Being curious about different technologies and even wearing several hats by getting your hands dirty with things that are not your bread and butter is a good exercise to keep your learning capabilities and mental elasticity in good shape. But using technical skills in a commercial/industrial context at a competent level is a completely different matter. And i am very skeptical of the fact that one can be simultaneously competent in many IT fields given the level of complexity that this sector is experiencing. That would be a bit like expecting your GP to be competent in multiple areas of medicine and treating you with the same ability of a specialist doctor.
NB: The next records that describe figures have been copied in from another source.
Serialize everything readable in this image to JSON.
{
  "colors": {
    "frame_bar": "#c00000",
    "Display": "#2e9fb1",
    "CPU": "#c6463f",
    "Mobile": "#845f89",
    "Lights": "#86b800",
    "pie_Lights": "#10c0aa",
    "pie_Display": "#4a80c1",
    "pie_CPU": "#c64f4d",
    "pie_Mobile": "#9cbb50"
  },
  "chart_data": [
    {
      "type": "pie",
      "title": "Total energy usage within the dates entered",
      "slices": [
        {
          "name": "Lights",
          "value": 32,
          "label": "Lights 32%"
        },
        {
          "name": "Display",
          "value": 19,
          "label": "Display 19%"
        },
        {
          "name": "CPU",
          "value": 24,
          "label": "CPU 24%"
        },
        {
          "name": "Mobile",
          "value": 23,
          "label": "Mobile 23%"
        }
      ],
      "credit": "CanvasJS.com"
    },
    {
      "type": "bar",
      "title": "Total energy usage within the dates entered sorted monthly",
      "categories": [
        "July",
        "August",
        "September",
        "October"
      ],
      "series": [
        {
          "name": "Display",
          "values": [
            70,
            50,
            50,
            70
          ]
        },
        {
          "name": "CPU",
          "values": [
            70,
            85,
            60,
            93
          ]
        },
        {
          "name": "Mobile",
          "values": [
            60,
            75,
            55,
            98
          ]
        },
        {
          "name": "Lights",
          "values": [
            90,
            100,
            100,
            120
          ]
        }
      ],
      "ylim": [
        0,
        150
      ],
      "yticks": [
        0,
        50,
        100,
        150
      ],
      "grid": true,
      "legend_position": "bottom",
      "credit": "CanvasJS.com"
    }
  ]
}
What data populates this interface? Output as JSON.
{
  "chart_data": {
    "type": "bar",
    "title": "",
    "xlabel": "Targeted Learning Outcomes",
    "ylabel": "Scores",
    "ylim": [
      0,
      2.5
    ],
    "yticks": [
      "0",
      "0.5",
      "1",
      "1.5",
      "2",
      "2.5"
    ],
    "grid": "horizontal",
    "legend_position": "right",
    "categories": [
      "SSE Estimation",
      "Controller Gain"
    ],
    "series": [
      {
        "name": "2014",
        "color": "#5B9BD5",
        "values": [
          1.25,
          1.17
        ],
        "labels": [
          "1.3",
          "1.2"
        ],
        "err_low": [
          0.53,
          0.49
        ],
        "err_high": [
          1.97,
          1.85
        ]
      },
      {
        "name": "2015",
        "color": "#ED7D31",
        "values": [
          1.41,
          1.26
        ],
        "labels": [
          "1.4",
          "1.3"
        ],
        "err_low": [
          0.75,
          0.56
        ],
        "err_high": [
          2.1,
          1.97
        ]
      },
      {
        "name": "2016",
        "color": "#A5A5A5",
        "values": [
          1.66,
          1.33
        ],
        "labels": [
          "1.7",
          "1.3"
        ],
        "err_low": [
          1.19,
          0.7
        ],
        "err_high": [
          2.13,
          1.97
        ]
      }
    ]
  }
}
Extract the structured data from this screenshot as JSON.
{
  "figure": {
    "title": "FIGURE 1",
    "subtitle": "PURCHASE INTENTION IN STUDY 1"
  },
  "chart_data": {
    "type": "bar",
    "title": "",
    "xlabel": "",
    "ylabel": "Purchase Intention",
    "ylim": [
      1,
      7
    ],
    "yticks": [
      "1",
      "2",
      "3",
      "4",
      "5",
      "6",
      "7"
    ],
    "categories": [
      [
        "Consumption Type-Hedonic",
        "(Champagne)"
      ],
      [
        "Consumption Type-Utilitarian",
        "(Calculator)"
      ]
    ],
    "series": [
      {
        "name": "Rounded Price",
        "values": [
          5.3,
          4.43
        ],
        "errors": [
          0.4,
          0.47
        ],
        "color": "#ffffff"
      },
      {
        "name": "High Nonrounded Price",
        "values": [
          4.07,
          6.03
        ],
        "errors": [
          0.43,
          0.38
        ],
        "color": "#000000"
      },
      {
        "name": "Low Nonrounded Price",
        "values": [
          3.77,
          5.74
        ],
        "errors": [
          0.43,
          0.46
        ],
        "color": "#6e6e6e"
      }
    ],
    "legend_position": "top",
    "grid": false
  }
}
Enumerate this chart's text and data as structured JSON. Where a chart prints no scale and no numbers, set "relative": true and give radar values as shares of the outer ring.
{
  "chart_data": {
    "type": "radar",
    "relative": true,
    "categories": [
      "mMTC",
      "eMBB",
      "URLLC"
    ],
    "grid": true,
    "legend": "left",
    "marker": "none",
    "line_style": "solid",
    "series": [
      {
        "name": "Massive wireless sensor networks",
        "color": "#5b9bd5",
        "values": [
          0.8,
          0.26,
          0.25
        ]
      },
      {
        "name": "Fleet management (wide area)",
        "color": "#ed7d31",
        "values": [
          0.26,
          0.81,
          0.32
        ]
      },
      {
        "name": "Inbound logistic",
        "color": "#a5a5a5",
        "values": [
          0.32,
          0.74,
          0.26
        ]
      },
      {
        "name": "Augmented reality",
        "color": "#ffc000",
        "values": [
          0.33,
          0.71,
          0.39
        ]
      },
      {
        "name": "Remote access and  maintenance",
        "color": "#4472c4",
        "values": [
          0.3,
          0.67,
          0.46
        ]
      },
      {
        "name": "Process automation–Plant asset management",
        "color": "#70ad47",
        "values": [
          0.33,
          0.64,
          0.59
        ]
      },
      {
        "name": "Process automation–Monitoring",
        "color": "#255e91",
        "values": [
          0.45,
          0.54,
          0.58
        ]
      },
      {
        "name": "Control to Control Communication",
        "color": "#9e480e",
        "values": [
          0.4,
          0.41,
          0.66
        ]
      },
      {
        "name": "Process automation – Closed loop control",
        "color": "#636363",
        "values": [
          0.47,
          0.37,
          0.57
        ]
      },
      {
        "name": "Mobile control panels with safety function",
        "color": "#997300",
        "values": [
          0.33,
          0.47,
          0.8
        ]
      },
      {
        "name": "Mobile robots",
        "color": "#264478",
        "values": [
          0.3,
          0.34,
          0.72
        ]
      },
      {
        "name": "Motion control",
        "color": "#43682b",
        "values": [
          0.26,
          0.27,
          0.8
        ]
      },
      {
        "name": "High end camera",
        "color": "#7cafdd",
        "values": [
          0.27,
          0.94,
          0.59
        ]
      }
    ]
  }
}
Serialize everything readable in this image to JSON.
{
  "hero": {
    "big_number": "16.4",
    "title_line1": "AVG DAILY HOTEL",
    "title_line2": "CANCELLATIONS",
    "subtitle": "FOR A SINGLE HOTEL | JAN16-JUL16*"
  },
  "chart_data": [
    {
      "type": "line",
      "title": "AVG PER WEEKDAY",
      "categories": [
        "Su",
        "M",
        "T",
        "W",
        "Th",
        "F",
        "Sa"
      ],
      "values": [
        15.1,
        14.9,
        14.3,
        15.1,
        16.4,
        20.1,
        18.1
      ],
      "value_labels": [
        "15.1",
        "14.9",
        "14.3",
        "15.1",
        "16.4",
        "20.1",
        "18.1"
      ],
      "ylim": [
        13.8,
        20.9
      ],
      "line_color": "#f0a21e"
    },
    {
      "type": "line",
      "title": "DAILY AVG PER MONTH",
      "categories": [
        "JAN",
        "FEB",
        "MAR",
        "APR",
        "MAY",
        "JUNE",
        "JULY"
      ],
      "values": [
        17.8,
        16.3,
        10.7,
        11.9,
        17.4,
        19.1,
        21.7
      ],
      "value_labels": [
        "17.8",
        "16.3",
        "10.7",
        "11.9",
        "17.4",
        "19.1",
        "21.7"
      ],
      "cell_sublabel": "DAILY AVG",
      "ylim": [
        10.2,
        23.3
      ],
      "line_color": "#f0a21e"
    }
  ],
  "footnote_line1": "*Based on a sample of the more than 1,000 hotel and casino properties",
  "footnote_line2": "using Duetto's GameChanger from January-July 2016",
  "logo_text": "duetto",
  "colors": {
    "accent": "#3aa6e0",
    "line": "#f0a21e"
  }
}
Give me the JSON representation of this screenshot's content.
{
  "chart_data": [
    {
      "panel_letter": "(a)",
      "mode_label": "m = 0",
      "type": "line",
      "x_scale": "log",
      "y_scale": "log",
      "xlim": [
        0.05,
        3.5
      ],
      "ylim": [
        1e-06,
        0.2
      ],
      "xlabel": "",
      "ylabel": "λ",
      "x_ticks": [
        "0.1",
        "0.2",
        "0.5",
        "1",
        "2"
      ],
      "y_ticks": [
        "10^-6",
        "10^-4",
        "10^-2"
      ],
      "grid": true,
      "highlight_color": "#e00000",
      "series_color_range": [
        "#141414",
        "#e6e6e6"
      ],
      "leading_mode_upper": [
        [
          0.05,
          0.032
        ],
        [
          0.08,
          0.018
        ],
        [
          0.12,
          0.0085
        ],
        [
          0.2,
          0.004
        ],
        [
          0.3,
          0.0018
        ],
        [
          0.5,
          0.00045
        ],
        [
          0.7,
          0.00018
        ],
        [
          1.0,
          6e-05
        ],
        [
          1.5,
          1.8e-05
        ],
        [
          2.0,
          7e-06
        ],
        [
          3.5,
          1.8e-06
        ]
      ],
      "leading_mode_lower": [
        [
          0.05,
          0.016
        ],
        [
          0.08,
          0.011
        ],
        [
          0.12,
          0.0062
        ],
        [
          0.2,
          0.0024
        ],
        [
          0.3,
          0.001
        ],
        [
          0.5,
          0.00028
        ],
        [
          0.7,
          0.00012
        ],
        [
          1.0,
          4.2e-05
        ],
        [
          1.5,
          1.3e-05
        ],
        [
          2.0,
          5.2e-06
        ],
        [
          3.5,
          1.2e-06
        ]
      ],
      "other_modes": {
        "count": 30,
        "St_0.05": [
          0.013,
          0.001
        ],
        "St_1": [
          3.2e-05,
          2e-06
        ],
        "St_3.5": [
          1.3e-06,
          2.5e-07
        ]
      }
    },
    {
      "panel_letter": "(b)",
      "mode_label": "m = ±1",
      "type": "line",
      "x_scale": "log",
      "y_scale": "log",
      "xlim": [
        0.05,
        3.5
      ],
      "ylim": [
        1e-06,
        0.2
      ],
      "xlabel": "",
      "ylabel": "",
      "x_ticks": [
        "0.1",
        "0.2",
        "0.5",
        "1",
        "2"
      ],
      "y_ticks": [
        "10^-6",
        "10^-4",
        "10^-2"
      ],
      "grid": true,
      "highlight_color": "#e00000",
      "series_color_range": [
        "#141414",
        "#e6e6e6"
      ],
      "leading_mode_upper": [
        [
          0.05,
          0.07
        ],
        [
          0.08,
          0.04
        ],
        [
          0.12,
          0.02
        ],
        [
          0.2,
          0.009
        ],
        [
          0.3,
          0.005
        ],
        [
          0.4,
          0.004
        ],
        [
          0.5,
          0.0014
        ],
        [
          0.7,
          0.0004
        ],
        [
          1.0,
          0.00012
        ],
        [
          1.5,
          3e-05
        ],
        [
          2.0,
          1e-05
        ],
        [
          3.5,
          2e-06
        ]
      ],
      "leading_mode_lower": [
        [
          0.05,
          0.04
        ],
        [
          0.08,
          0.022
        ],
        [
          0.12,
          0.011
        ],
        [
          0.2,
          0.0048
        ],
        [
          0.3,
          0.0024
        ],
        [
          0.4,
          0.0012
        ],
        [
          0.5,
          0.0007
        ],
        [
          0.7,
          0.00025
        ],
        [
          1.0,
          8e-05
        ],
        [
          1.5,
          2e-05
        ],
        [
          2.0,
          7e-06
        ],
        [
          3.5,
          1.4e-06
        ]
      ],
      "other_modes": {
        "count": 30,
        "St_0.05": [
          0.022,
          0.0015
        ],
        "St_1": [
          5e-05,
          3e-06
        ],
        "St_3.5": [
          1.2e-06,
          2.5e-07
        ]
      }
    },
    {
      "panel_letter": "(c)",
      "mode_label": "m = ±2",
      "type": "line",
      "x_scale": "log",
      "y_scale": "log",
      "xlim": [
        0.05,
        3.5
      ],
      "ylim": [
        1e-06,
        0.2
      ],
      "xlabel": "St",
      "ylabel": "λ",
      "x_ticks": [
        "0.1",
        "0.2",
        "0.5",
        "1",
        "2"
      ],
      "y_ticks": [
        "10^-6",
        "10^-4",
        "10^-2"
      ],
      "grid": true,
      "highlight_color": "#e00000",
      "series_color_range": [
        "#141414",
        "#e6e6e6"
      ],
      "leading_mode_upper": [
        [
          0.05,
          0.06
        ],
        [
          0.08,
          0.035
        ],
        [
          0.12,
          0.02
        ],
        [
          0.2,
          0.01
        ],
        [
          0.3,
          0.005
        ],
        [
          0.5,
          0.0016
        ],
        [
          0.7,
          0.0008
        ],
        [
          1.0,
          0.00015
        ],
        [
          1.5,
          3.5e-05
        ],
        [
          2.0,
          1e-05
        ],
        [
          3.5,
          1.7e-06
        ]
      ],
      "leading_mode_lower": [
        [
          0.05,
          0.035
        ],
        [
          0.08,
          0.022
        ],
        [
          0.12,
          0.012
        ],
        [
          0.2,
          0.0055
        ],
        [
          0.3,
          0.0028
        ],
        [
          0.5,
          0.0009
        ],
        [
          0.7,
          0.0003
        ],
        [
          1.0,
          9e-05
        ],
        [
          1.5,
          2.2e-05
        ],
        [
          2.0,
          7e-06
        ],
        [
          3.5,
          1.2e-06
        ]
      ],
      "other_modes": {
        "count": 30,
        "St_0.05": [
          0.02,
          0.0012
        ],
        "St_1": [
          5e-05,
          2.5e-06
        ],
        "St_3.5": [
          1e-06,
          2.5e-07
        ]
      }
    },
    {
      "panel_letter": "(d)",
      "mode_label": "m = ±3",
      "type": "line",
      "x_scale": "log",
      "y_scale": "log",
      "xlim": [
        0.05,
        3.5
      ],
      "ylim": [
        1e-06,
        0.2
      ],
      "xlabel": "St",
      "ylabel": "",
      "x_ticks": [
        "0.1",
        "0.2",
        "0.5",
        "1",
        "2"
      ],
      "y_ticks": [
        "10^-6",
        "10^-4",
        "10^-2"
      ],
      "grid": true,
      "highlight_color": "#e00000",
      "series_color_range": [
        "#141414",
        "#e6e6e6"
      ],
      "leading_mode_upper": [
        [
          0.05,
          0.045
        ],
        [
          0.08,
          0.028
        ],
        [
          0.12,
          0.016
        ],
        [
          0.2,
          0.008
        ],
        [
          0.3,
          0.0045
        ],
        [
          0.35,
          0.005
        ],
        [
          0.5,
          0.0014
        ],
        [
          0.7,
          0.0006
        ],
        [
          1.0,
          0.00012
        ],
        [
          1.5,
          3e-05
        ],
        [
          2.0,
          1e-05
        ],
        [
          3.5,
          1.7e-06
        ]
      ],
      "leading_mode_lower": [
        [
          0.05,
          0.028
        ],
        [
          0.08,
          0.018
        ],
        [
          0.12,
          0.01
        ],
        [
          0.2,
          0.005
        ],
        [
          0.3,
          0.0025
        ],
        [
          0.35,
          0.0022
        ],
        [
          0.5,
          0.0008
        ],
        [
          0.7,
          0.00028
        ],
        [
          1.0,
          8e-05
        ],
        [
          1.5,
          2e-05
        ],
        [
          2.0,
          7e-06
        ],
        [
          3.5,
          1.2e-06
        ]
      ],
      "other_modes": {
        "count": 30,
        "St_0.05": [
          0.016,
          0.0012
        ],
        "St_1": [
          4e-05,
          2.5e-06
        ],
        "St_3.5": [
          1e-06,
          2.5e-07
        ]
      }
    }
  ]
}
Very unlikely.
Acquiring professional skills at expert levels takes a considerable amount of effort and time, especially in today’s world where systems, frameworks and technologies are getting more and more complex and are fast changing. Considering all this and adding that in an IT area there are several technologies that need to be learned and mastered, our poor Overflowed Stack Software Engineer will likely end up in a psychiatric ward trying to meet unrealistic expectations that are beyond the physical capabilities of the vast majority of people.
Operating in a complex and heterogeneous world such as modern IT, that’s expanding in breadth (due to widespread adoption of digital infrastructure in all industries) and depth (due to increasing complexity), requires the services of a diverse range of professionals. Trying to work around this natural evolution of things by demanding for unreasonable skill sets in order to abide to sterile business policies will lead to months of unfruitful search and to the shortage of skills mantra.
Today’s IT is becoming a complex compound of highly specialized fields, each one requiring extensive commitment in terms of acquisition of skills and experience, creating the need for new professional roles. The era when a software developer could do a bit of everything and the results would suffice is long gone. Before this trend develops and infects other industries such that we’ll soon have Overflowed Stack Teachers or Doctors (how about a Neurocardiopneumorthoenteroncologist?), let’s hope these people and their advocates will get back into reality.